SQI can be criticized for other aspects influencing seizure organisation and development. Stimulation dose, placement of electrodes (unilateral, bilateral), pulse width [26], concomitant drugs [34], time between injection of the hypnotic agent and stimulation [15,16,17], or hyperventilation [15, 35] may serve as examples.

Time in recovery room was primarily increased by higher age and not by S-ketamine dose. Age as a predictor of time staying in a post anaesthesia care unit is well accepted. Our finding regarding S-ketamine must not contradict a previous meta-analysis concluding that recovery time is prolonged (by only a few minutes) for patients receiving add-on ketamine compared to patients treated with other hypnotic agents [20]. This might be explained by the fact that we lowered both S-ketamine and propofol dose—thus dose ranges are different. Additionally, it might be explained by age, which was included as a covariate in our study.

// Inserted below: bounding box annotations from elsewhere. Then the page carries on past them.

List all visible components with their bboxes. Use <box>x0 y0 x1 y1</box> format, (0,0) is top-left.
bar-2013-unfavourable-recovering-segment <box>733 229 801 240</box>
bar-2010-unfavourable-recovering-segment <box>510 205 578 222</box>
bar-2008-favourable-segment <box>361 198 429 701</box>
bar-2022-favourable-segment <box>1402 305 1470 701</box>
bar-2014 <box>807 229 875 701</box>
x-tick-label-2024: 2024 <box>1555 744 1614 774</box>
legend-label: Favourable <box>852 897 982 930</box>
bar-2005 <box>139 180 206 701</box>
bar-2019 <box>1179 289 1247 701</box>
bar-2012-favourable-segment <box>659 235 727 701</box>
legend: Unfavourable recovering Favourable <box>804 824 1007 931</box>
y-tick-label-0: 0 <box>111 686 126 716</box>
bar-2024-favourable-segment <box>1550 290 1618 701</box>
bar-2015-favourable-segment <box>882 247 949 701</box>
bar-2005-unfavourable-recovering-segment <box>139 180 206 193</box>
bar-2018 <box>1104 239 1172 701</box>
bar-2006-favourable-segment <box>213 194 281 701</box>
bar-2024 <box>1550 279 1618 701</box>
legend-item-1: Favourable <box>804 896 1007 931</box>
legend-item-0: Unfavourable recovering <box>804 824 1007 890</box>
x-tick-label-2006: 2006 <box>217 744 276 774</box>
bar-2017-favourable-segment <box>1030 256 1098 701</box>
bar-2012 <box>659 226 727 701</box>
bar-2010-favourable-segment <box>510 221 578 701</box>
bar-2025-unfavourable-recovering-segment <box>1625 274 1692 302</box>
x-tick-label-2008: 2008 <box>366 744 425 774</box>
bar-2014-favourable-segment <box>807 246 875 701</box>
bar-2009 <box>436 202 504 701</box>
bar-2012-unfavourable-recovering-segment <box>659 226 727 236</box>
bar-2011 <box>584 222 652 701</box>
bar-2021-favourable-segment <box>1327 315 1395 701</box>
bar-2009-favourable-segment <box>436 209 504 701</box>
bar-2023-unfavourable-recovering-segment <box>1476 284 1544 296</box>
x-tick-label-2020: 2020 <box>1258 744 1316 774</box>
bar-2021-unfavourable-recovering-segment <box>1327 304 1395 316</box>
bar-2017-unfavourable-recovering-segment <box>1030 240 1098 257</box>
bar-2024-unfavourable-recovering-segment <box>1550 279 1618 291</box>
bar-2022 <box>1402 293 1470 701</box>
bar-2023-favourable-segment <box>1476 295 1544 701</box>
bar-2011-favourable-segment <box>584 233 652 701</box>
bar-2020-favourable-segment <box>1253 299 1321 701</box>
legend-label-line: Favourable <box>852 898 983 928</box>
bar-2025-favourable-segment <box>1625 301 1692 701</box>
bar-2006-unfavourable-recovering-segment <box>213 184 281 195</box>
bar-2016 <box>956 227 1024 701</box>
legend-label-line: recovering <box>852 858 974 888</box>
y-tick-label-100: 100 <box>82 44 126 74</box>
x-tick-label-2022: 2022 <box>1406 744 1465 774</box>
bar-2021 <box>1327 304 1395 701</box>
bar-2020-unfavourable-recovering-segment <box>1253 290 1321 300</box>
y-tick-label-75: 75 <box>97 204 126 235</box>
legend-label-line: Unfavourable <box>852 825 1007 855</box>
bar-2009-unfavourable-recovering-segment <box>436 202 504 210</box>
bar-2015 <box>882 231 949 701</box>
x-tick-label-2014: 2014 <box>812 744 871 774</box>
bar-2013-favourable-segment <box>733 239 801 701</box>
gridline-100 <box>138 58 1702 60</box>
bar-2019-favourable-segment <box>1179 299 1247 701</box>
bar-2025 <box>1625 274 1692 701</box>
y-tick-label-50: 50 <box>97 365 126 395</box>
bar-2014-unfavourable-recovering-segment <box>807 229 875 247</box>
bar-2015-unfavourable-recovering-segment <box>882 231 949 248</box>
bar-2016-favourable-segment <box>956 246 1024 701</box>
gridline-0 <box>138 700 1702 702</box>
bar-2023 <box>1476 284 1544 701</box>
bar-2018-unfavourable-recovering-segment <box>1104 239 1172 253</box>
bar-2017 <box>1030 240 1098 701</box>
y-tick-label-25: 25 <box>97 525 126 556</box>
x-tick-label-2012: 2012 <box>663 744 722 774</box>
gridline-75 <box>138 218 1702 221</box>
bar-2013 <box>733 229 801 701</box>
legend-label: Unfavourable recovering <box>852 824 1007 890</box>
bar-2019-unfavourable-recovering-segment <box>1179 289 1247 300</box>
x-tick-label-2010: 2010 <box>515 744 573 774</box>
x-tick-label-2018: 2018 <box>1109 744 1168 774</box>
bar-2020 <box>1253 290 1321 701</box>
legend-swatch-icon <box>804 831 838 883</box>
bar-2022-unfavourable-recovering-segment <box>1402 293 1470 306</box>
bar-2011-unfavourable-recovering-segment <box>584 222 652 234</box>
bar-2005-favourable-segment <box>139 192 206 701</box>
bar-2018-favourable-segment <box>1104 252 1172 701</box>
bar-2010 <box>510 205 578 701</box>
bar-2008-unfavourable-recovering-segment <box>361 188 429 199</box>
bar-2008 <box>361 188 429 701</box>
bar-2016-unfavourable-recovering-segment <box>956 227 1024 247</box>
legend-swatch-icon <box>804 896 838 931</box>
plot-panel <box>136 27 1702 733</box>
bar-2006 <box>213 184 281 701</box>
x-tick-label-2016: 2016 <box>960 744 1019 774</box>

Higher dose of S-ketamine (mg/kg) was positively correlated with the need of more urapidil (an alpha-1-antagonist) mirroring earlier findings [19].

The high number of ECTs per patient is explained by the inclusion of four patients (corresponding to 172 ECTs) receiving maintenance ECT and a significant proportion of patients with schizophrenia, who also received a higher average of ECTs per treatment period compared to patients with depression.

Our data are of retrospective character. Patients underwent multiple psychopharmacological therapy and changes within the ECT period. The patients’ diagnoses indicating ECT treatment (e.g. unipolar/bipolar depression, schizophrenia, catatonia), as well as pre-existing cognitive impairment, were not considered in our analysis and potentially biased our findings. Since this was a purely retrospective analysis, there was no protocol or standardized procedure on how the “clinical optimisation” process of the selection of dose and ratio of S-ketamine and propofol was exactly determined. Besides, we focused on seizure quality defined by ictal parameters without referring to its impact on clinical outcome, such as scaling of depressive symptom changes. Thus, it is not evident from this study how SQI and hypnotic agent’s doses might affect treatment response. Therefore, our results may not be generalizable to different clinical settings.

Conclusions

To conclude, a S-ketamine: propofol ratio of 1.5 in favour of S-ketamine or a ketamine (racemate): propofol ratio of three in favour of ketamine has been empirically observed. Especially patients with poor seizure quality might benefit from the lower amount of propofol compared with a standard 1:1 mixture). Higher age turned out to correlate inversely with seizure quality and positively with time spent in the recovery room.